Mon intervention contre la proposition de loi Les Républicains visant à lutter contre le terrorisme

Monsieur le Président, Monsieur le Ministre, Monsieur le Rapporteur,

Mes chers collègues,

 

 L’impérieuse nécessité de lutter contre le terrorisme conduit à étudier la proposition de loi qui nous est soumise avec la plus grande attention. Force est cependant de constater que les dispositions qu’elle contient ne sont guère novatrices. Le catalogue en ayant été mainte et mainte fois présenté devant cette assemblée.

 

Chacun saisit bien l’arrière-plan politique qui préside à l’inscription d’un tel texte.

 

Il s’agit de tenter de démontrer que tout n’a pas été fait, qu’il faut plus de sévérité, de rigueur, de volonté, que sais-je encore ! 

 

Tout ceci est en réalité une posture qui consiste à empiler des dispositions notoirement inconstitutionnelles, d’autres dont on feint d’ignorer qu’elles existent déjà dans notre droit positif et enfin à proposer des mesures séduisantes mais dangereuses.

 

Je vais prendre quelques exemples :

 

L’article premier prévoit que le Ministre de l’Intérieur pourrait assigner à résidence ou placer en rétention un individu dont il y aurait lieu de penser qu’il constitue une menace grave pour la sécurité et l’ordre public. La mesure pourrait durer 75 jours, renouvelables et un JLD spécialisé  serait amené à regarder la situation au bout de 15 jours.

 

Outre que ceci mélange curieusement intervention du juge judiciaire et police administrative, ces mesures sont notoirement inconstitutionnelles et les rédacteurs de ce texte, qui sont de fins limiers, le savent parfaitement. Chacun sait que  la privation de liberté sans intervention d’un magistrat de l’ordre judiciaire est au-delà d’une durée de cinq jours  contraire à l’article 66 de la Constitution.

 

Je cite le Conseil d’Etat dans son avis du 17 décembre 2015, avis portant exactement sur les dispositions prévues par  cet article 1 : 

« En dehors de toute procédure pénale, la détention de personnes présentant des risques de radicalisation est exclue au plan constitutionnel. »

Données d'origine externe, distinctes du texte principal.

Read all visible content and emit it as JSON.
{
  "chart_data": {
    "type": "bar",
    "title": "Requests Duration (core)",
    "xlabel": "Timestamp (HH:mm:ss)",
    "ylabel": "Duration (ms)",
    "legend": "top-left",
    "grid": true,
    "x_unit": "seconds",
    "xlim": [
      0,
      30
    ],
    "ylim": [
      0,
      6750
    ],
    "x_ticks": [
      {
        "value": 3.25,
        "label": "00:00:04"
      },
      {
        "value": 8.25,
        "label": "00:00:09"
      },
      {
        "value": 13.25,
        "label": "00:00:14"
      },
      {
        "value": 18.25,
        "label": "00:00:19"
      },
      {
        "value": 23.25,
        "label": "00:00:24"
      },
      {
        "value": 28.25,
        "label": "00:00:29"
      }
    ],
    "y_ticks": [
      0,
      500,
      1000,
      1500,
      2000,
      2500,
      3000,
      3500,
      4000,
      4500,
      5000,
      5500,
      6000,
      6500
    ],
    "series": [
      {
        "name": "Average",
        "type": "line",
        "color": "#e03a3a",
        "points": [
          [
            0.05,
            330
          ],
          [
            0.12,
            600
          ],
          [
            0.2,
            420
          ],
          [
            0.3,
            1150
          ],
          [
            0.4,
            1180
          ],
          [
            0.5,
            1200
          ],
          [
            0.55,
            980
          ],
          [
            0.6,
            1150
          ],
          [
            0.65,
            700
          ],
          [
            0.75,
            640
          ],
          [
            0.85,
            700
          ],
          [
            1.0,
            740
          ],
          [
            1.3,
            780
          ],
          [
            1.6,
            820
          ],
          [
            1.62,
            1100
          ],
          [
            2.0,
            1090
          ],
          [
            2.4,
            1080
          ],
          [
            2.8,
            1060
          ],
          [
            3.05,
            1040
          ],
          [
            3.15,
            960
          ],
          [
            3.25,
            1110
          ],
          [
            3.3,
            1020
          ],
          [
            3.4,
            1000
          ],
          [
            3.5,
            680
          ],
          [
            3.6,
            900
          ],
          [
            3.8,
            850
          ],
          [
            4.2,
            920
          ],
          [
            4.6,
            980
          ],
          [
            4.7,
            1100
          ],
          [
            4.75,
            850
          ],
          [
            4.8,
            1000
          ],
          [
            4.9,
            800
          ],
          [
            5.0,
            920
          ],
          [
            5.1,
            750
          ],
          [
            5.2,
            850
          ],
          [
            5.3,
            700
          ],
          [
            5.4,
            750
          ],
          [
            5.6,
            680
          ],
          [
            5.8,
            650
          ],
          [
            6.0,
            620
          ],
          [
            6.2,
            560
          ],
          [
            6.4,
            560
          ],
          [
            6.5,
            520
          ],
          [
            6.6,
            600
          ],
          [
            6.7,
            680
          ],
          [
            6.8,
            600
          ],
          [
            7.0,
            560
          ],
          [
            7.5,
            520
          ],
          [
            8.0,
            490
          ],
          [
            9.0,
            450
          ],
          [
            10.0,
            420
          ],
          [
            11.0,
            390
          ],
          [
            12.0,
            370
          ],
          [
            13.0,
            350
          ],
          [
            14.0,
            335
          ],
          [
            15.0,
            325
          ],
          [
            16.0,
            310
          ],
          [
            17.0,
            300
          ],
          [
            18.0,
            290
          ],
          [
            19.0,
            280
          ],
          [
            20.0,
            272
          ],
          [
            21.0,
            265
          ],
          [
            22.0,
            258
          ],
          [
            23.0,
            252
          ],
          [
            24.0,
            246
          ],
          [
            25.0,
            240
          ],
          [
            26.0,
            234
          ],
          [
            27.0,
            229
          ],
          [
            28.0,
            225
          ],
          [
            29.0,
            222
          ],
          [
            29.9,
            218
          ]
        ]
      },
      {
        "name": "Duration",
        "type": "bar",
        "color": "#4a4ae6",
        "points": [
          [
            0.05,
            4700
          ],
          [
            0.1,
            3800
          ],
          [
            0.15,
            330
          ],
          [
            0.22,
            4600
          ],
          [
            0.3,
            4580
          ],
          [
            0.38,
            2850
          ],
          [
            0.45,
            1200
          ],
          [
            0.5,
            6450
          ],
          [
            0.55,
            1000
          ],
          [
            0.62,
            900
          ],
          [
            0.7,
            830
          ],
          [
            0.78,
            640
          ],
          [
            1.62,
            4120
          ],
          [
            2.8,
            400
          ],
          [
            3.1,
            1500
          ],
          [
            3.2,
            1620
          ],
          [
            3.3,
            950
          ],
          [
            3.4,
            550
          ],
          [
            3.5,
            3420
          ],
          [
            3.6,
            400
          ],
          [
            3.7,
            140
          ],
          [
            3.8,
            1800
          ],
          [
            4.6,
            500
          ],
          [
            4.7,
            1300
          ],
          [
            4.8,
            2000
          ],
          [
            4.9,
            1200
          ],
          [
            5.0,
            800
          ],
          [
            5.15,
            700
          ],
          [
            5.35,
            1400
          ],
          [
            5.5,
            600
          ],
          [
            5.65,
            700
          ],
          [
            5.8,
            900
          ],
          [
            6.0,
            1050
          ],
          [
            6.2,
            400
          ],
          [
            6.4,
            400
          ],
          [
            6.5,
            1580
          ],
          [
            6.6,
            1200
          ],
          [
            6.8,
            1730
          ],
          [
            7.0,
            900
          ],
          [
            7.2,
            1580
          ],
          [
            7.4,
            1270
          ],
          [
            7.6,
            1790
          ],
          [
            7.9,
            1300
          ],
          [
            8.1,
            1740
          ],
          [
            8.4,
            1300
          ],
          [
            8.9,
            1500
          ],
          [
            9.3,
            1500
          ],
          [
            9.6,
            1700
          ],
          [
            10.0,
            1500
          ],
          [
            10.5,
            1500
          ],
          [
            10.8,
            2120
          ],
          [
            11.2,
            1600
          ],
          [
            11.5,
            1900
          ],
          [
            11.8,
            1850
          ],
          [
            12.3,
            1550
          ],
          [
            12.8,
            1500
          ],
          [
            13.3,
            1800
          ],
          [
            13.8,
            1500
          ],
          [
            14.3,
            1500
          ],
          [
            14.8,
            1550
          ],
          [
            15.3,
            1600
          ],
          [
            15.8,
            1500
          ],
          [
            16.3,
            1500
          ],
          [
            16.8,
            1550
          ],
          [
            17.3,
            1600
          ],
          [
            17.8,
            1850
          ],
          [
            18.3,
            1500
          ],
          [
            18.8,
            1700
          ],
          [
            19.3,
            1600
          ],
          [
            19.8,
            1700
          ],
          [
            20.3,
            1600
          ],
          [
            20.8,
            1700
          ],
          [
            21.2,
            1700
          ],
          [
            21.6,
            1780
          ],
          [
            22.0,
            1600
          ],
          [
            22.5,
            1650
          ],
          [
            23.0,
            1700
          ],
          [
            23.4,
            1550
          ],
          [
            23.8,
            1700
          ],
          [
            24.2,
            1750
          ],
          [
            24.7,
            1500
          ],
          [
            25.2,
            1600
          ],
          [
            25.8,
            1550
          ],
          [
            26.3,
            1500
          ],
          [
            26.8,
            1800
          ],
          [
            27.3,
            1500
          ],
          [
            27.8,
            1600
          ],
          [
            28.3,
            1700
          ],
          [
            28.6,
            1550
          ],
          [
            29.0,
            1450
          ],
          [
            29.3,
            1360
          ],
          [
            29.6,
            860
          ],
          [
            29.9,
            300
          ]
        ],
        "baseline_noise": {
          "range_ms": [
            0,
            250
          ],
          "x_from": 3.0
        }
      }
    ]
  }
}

Je cite toujours « au plan conventionnel, elle est également contraire à l’article 5 de la Convention européenne de sauvegarde des droits de l’homme et du citoyen ».

 

Il vous faut donc, avant d’agir par la loi ordinaire réviser la Constitution et dénoncer les engagements internationaux de la France. Ce serait une faute mais également une erreur opérationnelle car chacun sait très bien que nos services de renseignement sont opposés à ces mesures de prévention administrative dans la mesure où elles avertissent les filières du degré de surveillance qui les concerne et entravent leur démantèlement.

 

J’en viens à un exemple de mesure, sensée  à durcir notre arsenal juridique :

 La rétention de sureté pour personne condamnée pour crime terroriste. Bien entendu,  Il ne faut pas laisser sortir les criminels terroristes, même après leur peine, s’ils restent dangereux.

 

Mais les rédacteurs du texte le savent très bien. Prévoir une rétention de sureté pour criminel terroriste condamné est sans application pratique puisque  la loi du 3 juin 2016 a  institué une peine de sureté de 30 ans quand la perpétuité est encourue et la perpétuité réelle quand elle est prononcée.  

 

Aucun individu condamné pour crime terroriste ne sortira de prison et ce n’est pas la peine de faire comme si vous ne le saviez pas.

 

J’en viens à une mesure séduisante mais dangereuse. Je dis cela en pensant et en rendant hommage à la policière et au jeune ADS lâchement agressés à Viry-Chatillon. 

 

C’est la fausse bonne idée qu’il y  aurait avantage à aligner la doctrine d’emploi du feu des policiers sur celle des gendarmes. Le code de la défense prévoit, au-delà de la légitime défense et du cas de périple meurtrier, quatre cas d’ouverture du feu en situation  d’absolue nécessité. Aucune n’est praticable ou pratiquée car elles contreviennent à la notion même de légitime défense telle qu’elle est interprétée par la Cour de cassation.

 

En qualité de rapporteur pour avis des missions budgétaires police et gendarmerie j’auditionne depuis des semaines Policiers et Gendarmes. J’interroge systématiquement : les gendarmes me disent que le texte est obsolète, dangereux, source d’une grande insécurité juridique et donc inapplicable et inappliqué. Les policiers n’en veulent en aucun cas.

 

C’est donc une fausse bonne idée qu’il faut vite écarter. Ceci n’épuise pas j’en conviens le débat sur la légitime défense et sur la manière d’en apporter la preuve. Mais en  toute hypothèse la proposition qui nous est faite est plus dangereuse qu’efficace.

 

Pour toutes ces raisons je ne voterai pas ce texte.